Groups such as Anonymous, LulzSec and Wikileaks attracted a degree of sympathy within Western liberal democracies.

For example, Anonymous has come to signify the Internet’s irreverent democratic culture when, in the middle of a Polish parliamentary session in February 2012, well-dressed legislators donned Guy Fawks masks – Anonymous’ symbol – to protest their government’s plan to sign the Anti-Counterfeiting Trade Agreement (ACTA). It had the support of well-organised and well-funded companies, particularly in Hollywood and the recording industry. ACTA’s focus on copyright compliance was outside accepted multilateral forms and the tainted ACTA was exposed by Wikileaks back in 2008.

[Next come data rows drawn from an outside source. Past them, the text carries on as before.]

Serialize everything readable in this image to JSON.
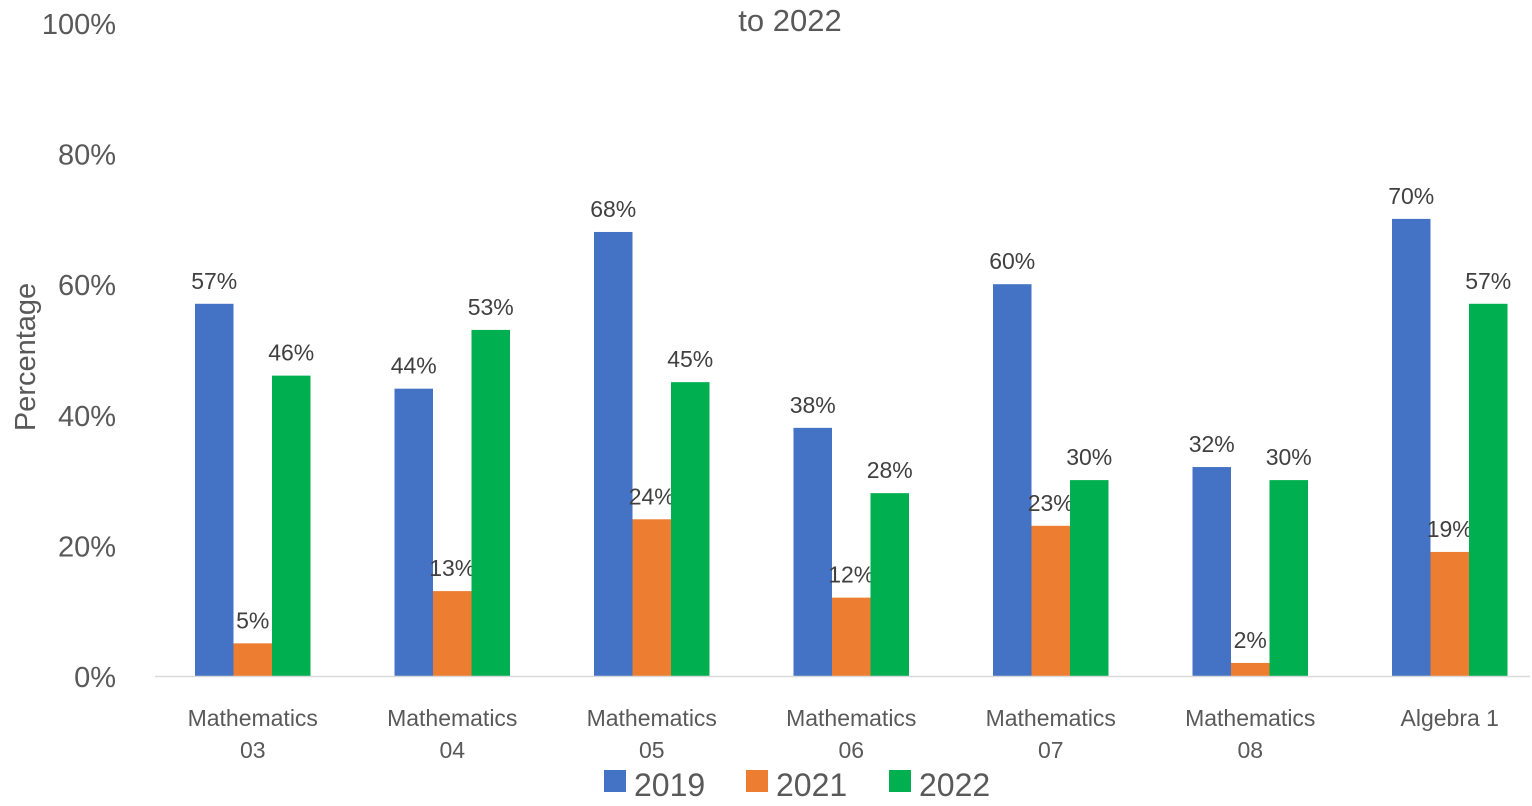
{
  "chart_data": {
    "type": "bar",
    "title": "to 2022",
    "xlabel": "",
    "ylabel": "Percentage",
    "ylim": [
      0,
      100
    ],
    "yticks": [
      "0%",
      "20%",
      "40%",
      "60%",
      "80%",
      "100%"
    ],
    "grid": false,
    "legend_position": "bottom",
    "categories": [
      [
        "Mathematics",
        "03"
      ],
      [
        "Mathematics",
        "04"
      ],
      [
        "Mathematics",
        "05"
      ],
      [
        "Mathematics",
        "06"
      ],
      [
        "Mathematics",
        "07"
      ],
      [
        "Mathematics",
        "08"
      ],
      [
        "Algebra 1"
      ]
    ],
    "series": [
      {
        "name": "2019",
        "color": "#4472C4",
        "values": [
          57,
          44,
          68,
          38,
          60,
          32,
          70
        ],
        "labels": [
          "57%",
          "44%",
          "68%",
          "38%",
          "60%",
          "32%",
          "70%"
        ]
      },
      {
        "name": "2021",
        "color": "#ED7D31",
        "values": [
          5,
          13,
          24,
          12,
          23,
          2,
          19
        ],
        "labels": [
          "5%",
          "13%",
          "24%",
          "12%",
          "23%",
          "2%",
          "19%"
        ]
      },
      {
        "name": "2022",
        "color": "#00B050",
        "values": [
          46,
          53,
          45,
          28,
          30,
          30,
          57
        ],
        "labels": [
          "46%",
          "53%",
          "45%",
          "28%",
          "30%",
          "30%",
          "57%"
        ]
      }
    ]
  }
}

And so a last-minute protest campaign across Europe, using the symbolism of Anonymous, set out to stop the agreement from coming into force and introducing a new fog of public legitimacy into the cyber wars.

In short, there is confusion in the public arena about which threats, or perhaps which motives underlying them we need to be alert to. Targeting all possible cyber attacks against private corporate sites such as MPAA or Sony incurs a risk of coming public backlash as well.

The consultative and participative approach being adopted in the Government’s forthcoming cyber white paper could prompt a much needed national dialogue about where the priorities and counter measures should be.

Valli believes the Government needs to introduce at least $100 million over five years for a rang of such initiatives including investing in skills shortages in this area. However the demand for cyber security specialists is far greater than the supply, according to Valli.

“We have in excess of 400 students enrolled in degree programs related to cyber security. We have a completion cohort of about 150 students a year a post graduate or lower level,” Valli said. “Yet the attacks are getting more dynamic more frequent, more sophisticated and his institution will produce only a fraction of the numbers required.

“This exacerbated by the finding that well resourced cyber attacks can be dynamically changing and defy stable analysis beyond a year or more.

“Unless the Government can bring more than threats to intervene and regulate, it will happen too slowly to make any difference.”